Newspaper headlines: Starmer's 'Thatcher backlash' and PM on BBC licence – BBC

The Times leads on research which says Britain's obesity problem is costing the UK around £100bn a year and looks set to scupper Rishi Sunak's plans to get the sick back to work. The paper says new analysis shows the impact on national productivity from people carrying excess weight is nine times bigger than previously thought. The Department for Health says it is taking "firm action" to tackle obesity.
Some of the papers look ahead to the prospect of a general election next year. The Daily Express carries an interview with Richard Holden, who became the new Conservative party chairman last month. He says he is putting the party on a "war footing" from January, and believes a fifth term is within their grasp.

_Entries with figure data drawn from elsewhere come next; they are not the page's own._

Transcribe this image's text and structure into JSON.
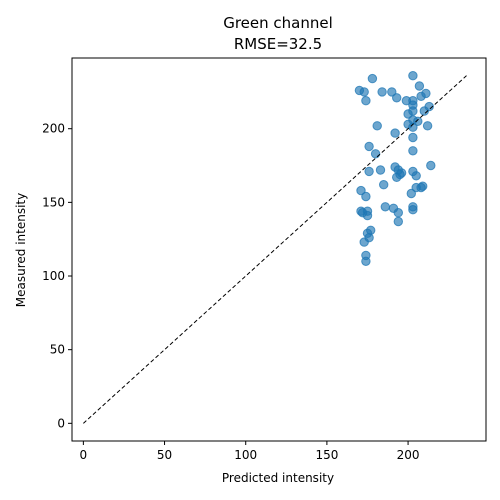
{
  "chart_data": {
    "type": "scatter",
    "title": "Green channel",
    "subtitle": "RMSE=32.5",
    "xlabel": "Predicted intensity",
    "ylabel": "Measured intensity",
    "xlim": [
      -7,
      248
    ],
    "ylim": [
      -12,
      248
    ],
    "xticks": [
      0,
      50,
      100,
      150,
      200
    ],
    "yticks": [
      0,
      50,
      100,
      150,
      200
    ],
    "grid": false,
    "marker_color": "#1f77b4",
    "marker_alpha": 0.65,
    "reference_line": {
      "from": [
        0,
        0
      ],
      "to": [
        236,
        236
      ],
      "style": "dashed",
      "color": "#000000"
    },
    "points": [
      [
        178,
        234
      ],
      [
        203,
        236
      ],
      [
        207,
        229
      ],
      [
        170,
        226
      ],
      [
        173,
        225
      ],
      [
        184,
        225
      ],
      [
        190,
        225
      ],
      [
        211,
        224
      ],
      [
        174,
        219
      ],
      [
        193,
        221
      ],
      [
        199,
        219
      ],
      [
        203,
        219
      ],
      [
        208,
        222
      ],
      [
        203,
        216
      ],
      [
        203,
        212
      ],
      [
        210,
        212
      ],
      [
        213,
        215
      ],
      [
        200,
        210
      ],
      [
        203,
        206
      ],
      [
        206,
        205
      ],
      [
        200,
        203
      ],
      [
        181,
        202
      ],
      [
        203,
        201
      ],
      [
        212,
        202
      ],
      [
        192,
        197
      ],
      [
        203,
        194
      ],
      [
        176,
        188
      ],
      [
        180,
        183
      ],
      [
        203,
        185
      ],
      [
        176,
        171
      ],
      [
        183,
        172
      ],
      [
        192,
        174
      ],
      [
        194,
        172
      ],
      [
        196,
        170
      ],
      [
        195,
        169
      ],
      [
        193,
        167
      ],
      [
        203,
        171
      ],
      [
        205,
        168
      ],
      [
        214,
        175
      ],
      [
        185,
        162
      ],
      [
        205,
        160
      ],
      [
        208,
        160
      ],
      [
        209,
        161
      ],
      [
        171,
        158
      ],
      [
        202,
        156
      ],
      [
        174,
        154
      ],
      [
        186,
        147
      ],
      [
        191,
        146
      ],
      [
        194,
        143
      ],
      [
        203,
        145
      ],
      [
        203,
        147
      ],
      [
        171,
        144
      ],
      [
        172,
        143
      ],
      [
        175,
        144
      ],
      [
        175,
        141
      ],
      [
        194,
        137
      ],
      [
        177,
        131
      ],
      [
        175,
        129
      ],
      [
        176,
        126
      ],
      [
        173,
        123
      ],
      [
        174,
        114
      ],
      [
        174,
        110
      ]
    ]
  }
}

The i reports that the Tories are facing a growing threat from Nigel Farage's Reform UK because of anger among voters over high migration figures. At the same time, the Daily Telegraph says more Conservative MPs are expected to say they are quitting politics in the New Year and will not stand at the next election because of poor polling numbers.

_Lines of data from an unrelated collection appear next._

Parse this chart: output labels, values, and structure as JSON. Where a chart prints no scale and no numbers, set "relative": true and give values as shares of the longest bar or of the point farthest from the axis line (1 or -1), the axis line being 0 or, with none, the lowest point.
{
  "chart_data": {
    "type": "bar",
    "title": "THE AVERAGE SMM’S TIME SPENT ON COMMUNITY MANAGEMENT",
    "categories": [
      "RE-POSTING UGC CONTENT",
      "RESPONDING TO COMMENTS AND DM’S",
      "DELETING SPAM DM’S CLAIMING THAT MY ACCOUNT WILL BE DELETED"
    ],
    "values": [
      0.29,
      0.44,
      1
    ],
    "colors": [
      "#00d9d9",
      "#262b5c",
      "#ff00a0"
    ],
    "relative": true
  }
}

There is also more reaction to Sir Keir Starmer's comments crediting Margaret Thatcher, as well as Tony Blair and Clement Attlee, with bringing about meaningful change in Britain. The Daily Mirror describes the Labour leader's comments about the former Conservative prime minister as "bizarre" and says they have "enraged" some in his own party. The Sun calls the move a "brazen grab" for Tory voters.
Both the Telegraph and the Mail lead on comments from Rishi Sunak urging the BBC to be realistic about what the public can afford, ahead of a planned rise in the cost of the TV licence. There is also speculation that the government could intervene to limit the increase. The licence fee has been frozen for the past two years but is due to go up in line with inflation from 2024. In a statement, the BBC said it would continue to focus on delivering world class content and providing great value for audiences.
Many of the papers feature photographs of Baroness Kinnock who died yesterday at the age of 79. The Mirror describes the politician and wife of the former Labour leader, Neil Kinnock, as a "beloved force of nature". The headline in the i says she was "truly formidable".
Growing numbers of children are choosing not to study foreign languages at GCSE because they do not think it will help them in their career, reports the Times. Research shows that children do enjoy the subject, but don't see any value in it. The paper says this attitude is also hitting universities, with some struggling to keep language courses running.
Finally, fraudsters who pass off "ropey plonk" as "high end tipple" may soon have to answer to artificial intelligence, according to the Guardian. Scientists have trained an algorithm to trace wines to their origins, based on routine chemical analysis. While tackling wine fraud is the most obvious use of the programme, researchers say it could also be used to monitor quality throughout the winemaking process. They say this alternative application could make it a lot cheaper to make great blends of wine, which would benefit everyone.